Oradakiler Allah Resûlünün yanından uzaklaşınca, Allah Resûlü namazını kılmaya devam etti. Namazını bitirince, Kâbe’nin gölgesinde oturan Kureyşlilerin yanlarına uğradı ve:


“Ey Kureyş topluluğu! Muhammed’in nefsi elinde olan Allah’a yemin ederim ki -eliyle boğazına işaret ederek- size boğazlanmanız için gönderildim!” dedi. Allah Resûlünün bu sözü onlara çok ağır geldi. Ebû Cehil:


“Sen cahil ve kaba bir adam değildin!” diyerek Peygamberimizi yadırgayınca, Allah Resûlü celallendi ve: “Sen de onlardan (yani ölecek olanlardan) birisin!” buyurdu.”
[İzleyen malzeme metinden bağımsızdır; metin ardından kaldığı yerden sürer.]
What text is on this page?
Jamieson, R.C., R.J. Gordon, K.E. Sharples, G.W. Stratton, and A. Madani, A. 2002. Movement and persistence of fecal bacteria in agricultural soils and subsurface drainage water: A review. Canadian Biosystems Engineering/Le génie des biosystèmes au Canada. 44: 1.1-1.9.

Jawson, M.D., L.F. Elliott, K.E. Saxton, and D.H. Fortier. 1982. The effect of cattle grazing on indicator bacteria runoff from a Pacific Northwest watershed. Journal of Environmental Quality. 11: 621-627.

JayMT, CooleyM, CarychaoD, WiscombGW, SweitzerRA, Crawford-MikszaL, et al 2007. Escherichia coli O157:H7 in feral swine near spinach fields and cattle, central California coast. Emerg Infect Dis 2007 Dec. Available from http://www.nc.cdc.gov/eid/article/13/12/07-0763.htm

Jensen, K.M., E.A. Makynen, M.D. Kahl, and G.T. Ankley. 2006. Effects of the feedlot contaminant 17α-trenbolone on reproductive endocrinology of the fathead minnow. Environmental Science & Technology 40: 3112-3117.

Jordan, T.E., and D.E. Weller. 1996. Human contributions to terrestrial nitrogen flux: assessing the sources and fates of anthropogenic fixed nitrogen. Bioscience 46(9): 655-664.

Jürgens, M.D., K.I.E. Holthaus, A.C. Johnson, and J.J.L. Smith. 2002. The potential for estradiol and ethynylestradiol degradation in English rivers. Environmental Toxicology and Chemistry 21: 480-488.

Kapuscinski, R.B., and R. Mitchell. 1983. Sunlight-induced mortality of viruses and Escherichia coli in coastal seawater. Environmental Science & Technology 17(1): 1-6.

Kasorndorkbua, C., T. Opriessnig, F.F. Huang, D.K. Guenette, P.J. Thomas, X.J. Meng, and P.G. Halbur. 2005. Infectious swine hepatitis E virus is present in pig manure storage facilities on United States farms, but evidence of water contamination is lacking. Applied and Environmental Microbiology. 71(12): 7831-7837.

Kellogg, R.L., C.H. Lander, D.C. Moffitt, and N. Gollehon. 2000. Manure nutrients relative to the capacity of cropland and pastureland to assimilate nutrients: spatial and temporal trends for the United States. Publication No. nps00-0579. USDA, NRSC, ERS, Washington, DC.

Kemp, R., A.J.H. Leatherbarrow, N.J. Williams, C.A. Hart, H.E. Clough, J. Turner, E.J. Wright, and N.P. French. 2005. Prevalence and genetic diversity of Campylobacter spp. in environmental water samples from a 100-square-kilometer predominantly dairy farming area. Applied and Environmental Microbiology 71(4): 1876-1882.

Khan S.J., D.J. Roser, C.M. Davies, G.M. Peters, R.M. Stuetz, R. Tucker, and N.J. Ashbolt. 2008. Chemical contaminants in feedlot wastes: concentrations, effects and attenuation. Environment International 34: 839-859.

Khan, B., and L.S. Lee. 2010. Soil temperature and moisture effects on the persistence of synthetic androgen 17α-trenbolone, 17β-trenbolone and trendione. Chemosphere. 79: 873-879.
Urve b. Zübeyr anlatıyor: Abdullah b. Amr’a (radıyallahu anh) dedim ki: “Kureyş’in Peygamber Efendimiz’e (sallallahu aleyhi ve sellem) karşı düşmanlık izhâr ettikleri dönemlerde gördüğün en dayanılmaz hareketler nelerdi?” Bana şöyle anlattı:


“Bir gün, Kureyş’in eşrafı Kâbe’deki Hicr’de toplanmışlardı. Yanlarına vardığımda: “Bu adama karşı gösterdiğimiz sabrı, kimseye göstermedik. Bizi beyinsizlikle itham etti, atalarımıza sövdü, dinimizi ayıpladı, birlik ve bütünlüğümüzü parçaladı, tanrılarımıza küfretti. Çok büyük ithamlarına katlandık.” gibi sözler söylediler. Onlar böyle konuşurlarken Allah Resûlü uzaktan göründü. Karşı yönden yürüyerek geliyordu. Rüknün karşısında durdu. Kâbe’yi tavaf ederken onların yanlarından geçti. Geçerken Kureyşliler söylediklerinden ötürü, kendisiyle alay ederek göz kırptılar. Nebîler Nebîsi’nin (aleyhisselâm) bundan alındığını yüzünden anladım, ikinci defa yanlarından geçtiğinde yine göz kırptılar. Bunun üzerine Peygamber Efendimiz (sallallahu aleyhi ve sellem):


“Ey Kureyş topluluğu! Dinliyor musunuz? Muhammed’in ruhu elinde olan Allah’a yemin ederim ki vallahi ben size boğazlanmanız için geldim.” buyurdu.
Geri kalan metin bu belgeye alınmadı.